Now that we have model training code that is optimized for training on a single GPU,
we are ready to utilize multiple GPUs and multiple nodes to accelerate the workflow
with distributed training. We will use the recommended DistributedDataParallel
wrapper in PyTorch with the NCCL backend for optimized communication operations on
systems with NVIDIA GPUs. Refer to the PyTorch documentation for additional details
on the distributed package: https://pytorch.org/docs/stable/distributed.html
We use the torch.distributed.launch
utility for launching training processes
on one node, one per GPU. The submit_multinode.slr
script shows how we use the utility with SLURM to launch the tasks on each node
in our system allocation.
In the train.py script, near the bottom in the main script execution,
we set up the distributed backend. We use the environment variable initialization
method, automatically configured for us when we use the torch.distributed.launch
utility.
In the get_data_loader
function in
utils/cifar100_data_loader.py, we use the
DistributedSampler from PyTorch which takes care of partitioning the dataset
so that each training process sees a unique subset.
In our Trainer's __init__
method, after our ResNet50 model is constructed,
we convert it to a distributed data parallel model by wrapping it as:
self.model = DistributedDataParallel(self.model, ...)

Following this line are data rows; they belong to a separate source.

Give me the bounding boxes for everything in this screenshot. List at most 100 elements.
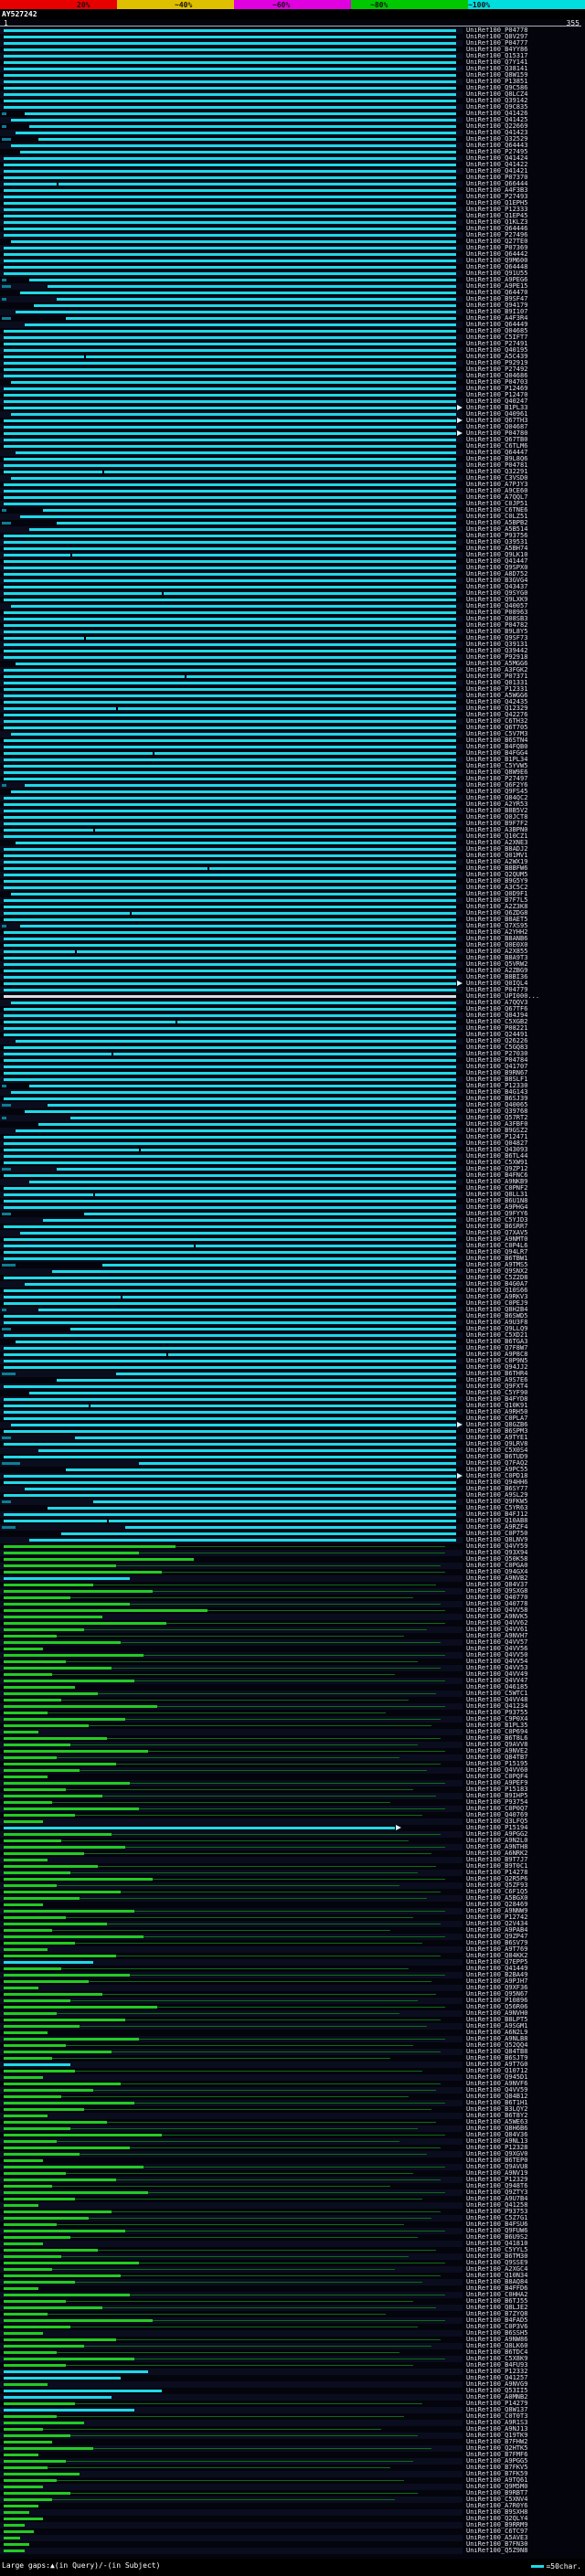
hit-label[interactable]: UniRef100_B7F7L5 bbox=[466, 897, 583, 904]
hit-label[interactable]: UniRef100_Q4VV61 bbox=[466, 1627, 583, 1633]
hit-label[interactable]: UniRef100_Q9SXG8 bbox=[466, 1588, 583, 1595]
hit-bar[interactable] bbox=[4, 2019, 125, 2021]
hit-bar[interactable] bbox=[4, 2434, 70, 2437]
hit-label[interactable]: UniRef100_Q948T6 bbox=[466, 2183, 583, 2189]
hit-bar[interactable] bbox=[4, 886, 456, 889]
hit-bar[interactable] bbox=[4, 2095, 61, 2098]
hit-bar[interactable] bbox=[4, 419, 456, 422]
hit-bar[interactable] bbox=[4, 2300, 66, 2303]
hit-bar[interactable] bbox=[4, 650, 456, 652]
hit-bar[interactable] bbox=[4, 1161, 456, 1164]
hit-label[interactable]: UniRef100_A9NJ13 bbox=[466, 2426, 583, 2433]
hit-bar[interactable] bbox=[4, 2159, 43, 2162]
hit-bar[interactable] bbox=[4, 931, 456, 934]
hit-bar[interactable] bbox=[11, 477, 456, 480]
hit-label[interactable]: UniRef100_B7FMF6 bbox=[466, 2452, 583, 2458]
hit-bar[interactable] bbox=[4, 1628, 84, 1631]
hit-bar[interactable] bbox=[4, 1430, 456, 1433]
hit-label[interactable]: UniRef100_Q93X94 bbox=[466, 1550, 583, 1556]
hit-label[interactable]: UniRef100_C5X8K9 bbox=[466, 2356, 583, 2362]
hit-bar[interactable] bbox=[4, 1193, 456, 1196]
hit-label[interactable]: UniRef100_P13851 bbox=[466, 79, 583, 85]
hit-label[interactable]: UniRef100_B4FQB0 bbox=[466, 744, 583, 750]
hit-label[interactable]: UniRef100_Q40770 bbox=[466, 1595, 583, 1601]
hit-bar[interactable] bbox=[4, 1942, 75, 1945]
hit-label[interactable]: UniRef100_A2YHH2 bbox=[466, 929, 583, 936]
hit-bar[interactable] bbox=[4, 2127, 70, 2130]
hit-bar[interactable] bbox=[4, 2306, 102, 2309]
hit-bar[interactable] bbox=[43, 1219, 456, 1222]
hit-label[interactable]: UniRef100_P04780 bbox=[466, 430, 583, 437]
hit-label[interactable]: UniRef100_B9RRM9 bbox=[466, 2522, 583, 2528]
hit-bar[interactable] bbox=[4, 471, 456, 473]
hit-label[interactable]: UniRef100_Q01331 bbox=[466, 680, 583, 686]
hit-label[interactable]: UniRef100_Q39142 bbox=[466, 98, 583, 104]
hit-label[interactable]: UniRef100_B6TEP0 bbox=[466, 2157, 583, 2164]
hit-label[interactable]: UniRef100_Q56R06 bbox=[466, 2004, 583, 2010]
hit-bar[interactable] bbox=[4, 260, 456, 262]
hit-bar[interactable] bbox=[116, 1373, 456, 1375]
hit-label[interactable]: UniRef100_Q10K91 bbox=[466, 1403, 583, 1409]
hit-bar[interactable] bbox=[4, 1724, 89, 1727]
hit-label[interactable]: UniRef100_Q38141 bbox=[466, 66, 583, 72]
hit-bar[interactable] bbox=[4, 1635, 57, 1638]
hit-bar[interactable] bbox=[4, 1385, 456, 1388]
hit-bar[interactable] bbox=[4, 2505, 38, 2507]
hit-label[interactable]: UniRef100_P07371 bbox=[466, 673, 583, 680]
hit-label[interactable]: UniRef100_C6TNE6 bbox=[466, 507, 583, 514]
hit-bar[interactable] bbox=[4, 599, 456, 601]
hit-bar[interactable] bbox=[4, 1065, 456, 1068]
hit-bar[interactable] bbox=[4, 1155, 456, 1158]
hit-label[interactable]: UniRef100_A9NVK5 bbox=[466, 1614, 583, 1620]
hit-label[interactable]: UniRef100_Q84V37 bbox=[466, 1582, 583, 1588]
hit-bar[interactable] bbox=[4, 547, 456, 550]
hit-label[interactable]: UniRef100_Q41425 bbox=[466, 117, 583, 123]
hit-bar[interactable] bbox=[4, 976, 456, 979]
hit-label[interactable]: UniRef100_Q7EPP5 bbox=[466, 1959, 583, 1966]
hit-label[interactable]: UniRef100_Q08SB3 bbox=[466, 616, 583, 622]
hit-bar[interactable] bbox=[4, 1948, 48, 1951]
hit-label[interactable]: UniRef100_B9RBT7 bbox=[466, 2490, 583, 2496]
hit-bar[interactable] bbox=[4, 682, 456, 684]
hit-label[interactable]: UniRef100_Q24491 bbox=[466, 1032, 583, 1038]
hit-bar[interactable] bbox=[4, 1078, 456, 1081]
hit-label[interactable]: UniRef100_A5BH74 bbox=[466, 546, 583, 552]
hit-label[interactable]: UniRef100_Q04685 bbox=[466, 328, 583, 334]
hit-bar[interactable] bbox=[4, 2121, 107, 2124]
hit-bar[interactable] bbox=[4, 1552, 139, 1554]
hit-bar[interactable] bbox=[16, 1341, 456, 1343]
hit-bar[interactable] bbox=[4, 2185, 52, 2188]
hit-label[interactable]: UniRef100_B6SSH5 bbox=[466, 2330, 583, 2337]
hit-label[interactable]: UniRef100_A9TQ61 bbox=[466, 2477, 583, 2484]
hit-label[interactable]: UniRef100_Q8LK60 bbox=[466, 2343, 583, 2349]
hit-bar[interactable] bbox=[4, 1545, 176, 1548]
hit-bar[interactable] bbox=[125, 1526, 456, 1529]
hit-label[interactable]: UniRef100_B6SRR7 bbox=[466, 1224, 583, 1230]
hit-label[interactable]: UniRef100_Q9SNX2 bbox=[466, 1268, 583, 1275]
hit-label[interactable]: UniRef100_P04777 bbox=[466, 40, 583, 47]
hit-bar[interactable] bbox=[48, 285, 456, 288]
hit-label[interactable]: UniRef100_A9NVB2 bbox=[466, 1575, 583, 1582]
hit-bar[interactable] bbox=[4, 2294, 130, 2296]
hit-bar[interactable] bbox=[4, 2313, 48, 2316]
hit-bar[interactable] bbox=[4, 2518, 43, 2520]
hit-label[interactable]: UniRef100_A9PC55 bbox=[466, 1467, 583, 1473]
hit-label[interactable]: UniRef100_Q10S66 bbox=[466, 1288, 583, 1294]
hit-label[interactable]: UniRef100_Q43093 bbox=[466, 1147, 583, 1153]
hit-label[interactable]: UniRef100_Q9ZP47 bbox=[466, 1934, 583, 1940]
hit-bar[interactable] bbox=[4, 2178, 116, 2181]
hit-bar[interactable] bbox=[4, 1660, 66, 1663]
hit-label[interactable]: UniRef100_Q41234 bbox=[466, 1703, 583, 1710]
hit-label[interactable]: UniRef100_P14279 bbox=[466, 2401, 583, 2407]
hit-label[interactable]: UniRef100_A9PGG5 bbox=[466, 2458, 583, 2465]
hit-bar[interactable] bbox=[4, 483, 456, 486]
hit-bar[interactable] bbox=[38, 1123, 456, 1126]
hit-label[interactable]: UniRef100_Q1KLZ3 bbox=[466, 219, 583, 226]
hit-bar[interactable] bbox=[4, 1622, 166, 1625]
hit-bar[interactable] bbox=[4, 87, 456, 90]
hit-label[interactable]: UniRef100_C0PQF4 bbox=[466, 1774, 583, 1780]
hit-label[interactable]: UniRef100_A2Z3K8 bbox=[466, 904, 583, 910]
hit-bar[interactable] bbox=[4, 2217, 89, 2220]
hit-label[interactable]: UniRef100_B6TBW1 bbox=[466, 1256, 583, 1262]
hit-bar[interactable] bbox=[4, 1321, 456, 1324]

The DistributedDataParallel (DDP) model wrapper takes care of broadcasting initial model weights to all workers and performing all-reduce on the gradients in the training backward pass to properly synchronize and update the model weights in the distributed setting.

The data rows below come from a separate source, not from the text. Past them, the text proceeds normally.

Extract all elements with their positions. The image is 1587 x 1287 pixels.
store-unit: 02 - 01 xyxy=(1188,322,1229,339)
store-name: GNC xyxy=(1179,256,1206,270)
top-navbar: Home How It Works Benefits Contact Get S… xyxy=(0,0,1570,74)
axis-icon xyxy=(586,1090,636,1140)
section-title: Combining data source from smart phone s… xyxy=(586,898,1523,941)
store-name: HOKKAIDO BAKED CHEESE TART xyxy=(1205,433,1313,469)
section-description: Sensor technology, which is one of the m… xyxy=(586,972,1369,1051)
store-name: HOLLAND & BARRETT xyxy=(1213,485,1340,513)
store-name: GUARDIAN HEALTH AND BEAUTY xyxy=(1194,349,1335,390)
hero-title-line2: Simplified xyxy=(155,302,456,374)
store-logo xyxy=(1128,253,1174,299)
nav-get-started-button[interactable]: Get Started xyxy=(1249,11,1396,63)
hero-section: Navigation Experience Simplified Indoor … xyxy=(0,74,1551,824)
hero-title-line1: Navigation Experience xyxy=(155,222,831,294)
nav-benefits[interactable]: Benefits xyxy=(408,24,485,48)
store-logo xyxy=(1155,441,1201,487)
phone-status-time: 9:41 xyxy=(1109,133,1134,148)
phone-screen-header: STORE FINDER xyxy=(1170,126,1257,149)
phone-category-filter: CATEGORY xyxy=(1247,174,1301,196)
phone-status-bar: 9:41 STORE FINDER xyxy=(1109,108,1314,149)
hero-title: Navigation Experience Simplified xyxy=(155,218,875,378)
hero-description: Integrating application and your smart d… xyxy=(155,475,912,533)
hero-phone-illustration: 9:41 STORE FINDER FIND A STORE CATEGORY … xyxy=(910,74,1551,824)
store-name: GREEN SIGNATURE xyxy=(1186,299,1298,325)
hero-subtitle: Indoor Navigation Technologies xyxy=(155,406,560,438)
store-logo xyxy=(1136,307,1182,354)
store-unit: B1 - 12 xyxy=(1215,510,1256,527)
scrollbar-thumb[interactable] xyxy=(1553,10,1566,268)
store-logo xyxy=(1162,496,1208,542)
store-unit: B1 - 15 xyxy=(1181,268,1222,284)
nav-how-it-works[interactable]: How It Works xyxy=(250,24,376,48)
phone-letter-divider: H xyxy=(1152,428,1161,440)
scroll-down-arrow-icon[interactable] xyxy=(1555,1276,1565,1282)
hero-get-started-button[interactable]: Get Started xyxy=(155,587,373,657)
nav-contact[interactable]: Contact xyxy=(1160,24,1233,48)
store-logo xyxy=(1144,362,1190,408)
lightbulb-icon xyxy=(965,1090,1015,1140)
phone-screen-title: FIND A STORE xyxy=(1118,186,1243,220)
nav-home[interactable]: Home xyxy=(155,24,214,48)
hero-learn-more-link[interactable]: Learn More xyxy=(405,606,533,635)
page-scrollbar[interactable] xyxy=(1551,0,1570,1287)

To speed up training, we try to use larger batch sizes, spread across more GPUs,
with larger learning rates. In particular, we try increasing from 1 to 8 then 16 gpus,
and scale the batch size similarly to 1024 and 2048.

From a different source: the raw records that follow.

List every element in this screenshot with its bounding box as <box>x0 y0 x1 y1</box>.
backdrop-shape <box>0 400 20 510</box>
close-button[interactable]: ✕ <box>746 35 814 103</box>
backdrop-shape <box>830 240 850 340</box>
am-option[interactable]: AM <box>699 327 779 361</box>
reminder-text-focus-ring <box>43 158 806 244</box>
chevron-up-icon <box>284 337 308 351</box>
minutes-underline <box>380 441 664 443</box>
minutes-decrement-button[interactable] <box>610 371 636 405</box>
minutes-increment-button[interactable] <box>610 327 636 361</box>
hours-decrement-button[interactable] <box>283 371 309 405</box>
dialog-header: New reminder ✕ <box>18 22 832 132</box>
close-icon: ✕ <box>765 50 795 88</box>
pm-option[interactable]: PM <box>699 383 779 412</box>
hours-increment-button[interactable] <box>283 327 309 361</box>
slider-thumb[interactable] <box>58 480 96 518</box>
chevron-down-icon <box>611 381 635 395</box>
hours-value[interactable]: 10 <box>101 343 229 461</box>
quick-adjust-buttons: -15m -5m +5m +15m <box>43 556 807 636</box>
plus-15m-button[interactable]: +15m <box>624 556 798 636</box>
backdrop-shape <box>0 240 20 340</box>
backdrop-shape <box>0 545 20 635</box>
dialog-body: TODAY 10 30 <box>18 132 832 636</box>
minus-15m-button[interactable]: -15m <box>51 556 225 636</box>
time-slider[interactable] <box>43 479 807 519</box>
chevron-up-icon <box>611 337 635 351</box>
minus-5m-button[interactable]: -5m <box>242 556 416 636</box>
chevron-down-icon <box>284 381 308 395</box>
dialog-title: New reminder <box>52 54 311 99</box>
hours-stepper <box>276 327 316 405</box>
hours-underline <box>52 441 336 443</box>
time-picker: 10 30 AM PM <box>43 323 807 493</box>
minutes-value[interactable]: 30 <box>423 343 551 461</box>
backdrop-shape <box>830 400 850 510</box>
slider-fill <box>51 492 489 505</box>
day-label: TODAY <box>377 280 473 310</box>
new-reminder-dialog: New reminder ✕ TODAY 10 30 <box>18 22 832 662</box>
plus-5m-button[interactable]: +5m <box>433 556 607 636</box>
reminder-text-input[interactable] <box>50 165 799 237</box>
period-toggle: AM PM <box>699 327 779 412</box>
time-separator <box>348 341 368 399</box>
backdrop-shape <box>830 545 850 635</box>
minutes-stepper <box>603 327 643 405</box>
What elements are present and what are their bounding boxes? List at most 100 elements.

The first thing we demonstrate here is increasing
the learning rate according to the square-root scaling rule. The settings for
batch size 512, 1024, and 2048 are in config/cifar100.yaml
under bs512-opt
, bs1024-opt
, and bs2048-opt
, respectively.
We view the accuracy plots in TensorBoard and notice that the convergence
performs worse with larger batch size, i.e. we see a generalization gap:
Next, as suggested in the presentation previously, we apply a linear learning rate
warmup for these batch sizes. You can see where we compute the learning rate
in the warmup phase in our Trainer's train
method in the train.py
script.
Look for the comment, "Apply learning rate warmup".
As shown in configs bs1024-warmup-opt
and bs2048-warmup-opt
in our
config/cifar100.yaml
file, we use 8 and 16 epochs for the warmup,
respectively.
Now we can see the generalization gap closes and the higher batch size results are as good as the original batch size 128:
Next, we can now look at the wallclock time to see that, indeed, using these tricks together result in a much faster convergence:
In particular, our batch size 128 run on 1 gpu takes about 32 min to converge, while our batch size 2048 run on 16 gpus takes around 4 min.
Finally, we look at the throughput (images/second) of our training runs as we do this weak scaling of the batch size and GPUs:
These plots show 81% scaling efficiency with respect to ideal scaling at 16 GPUs.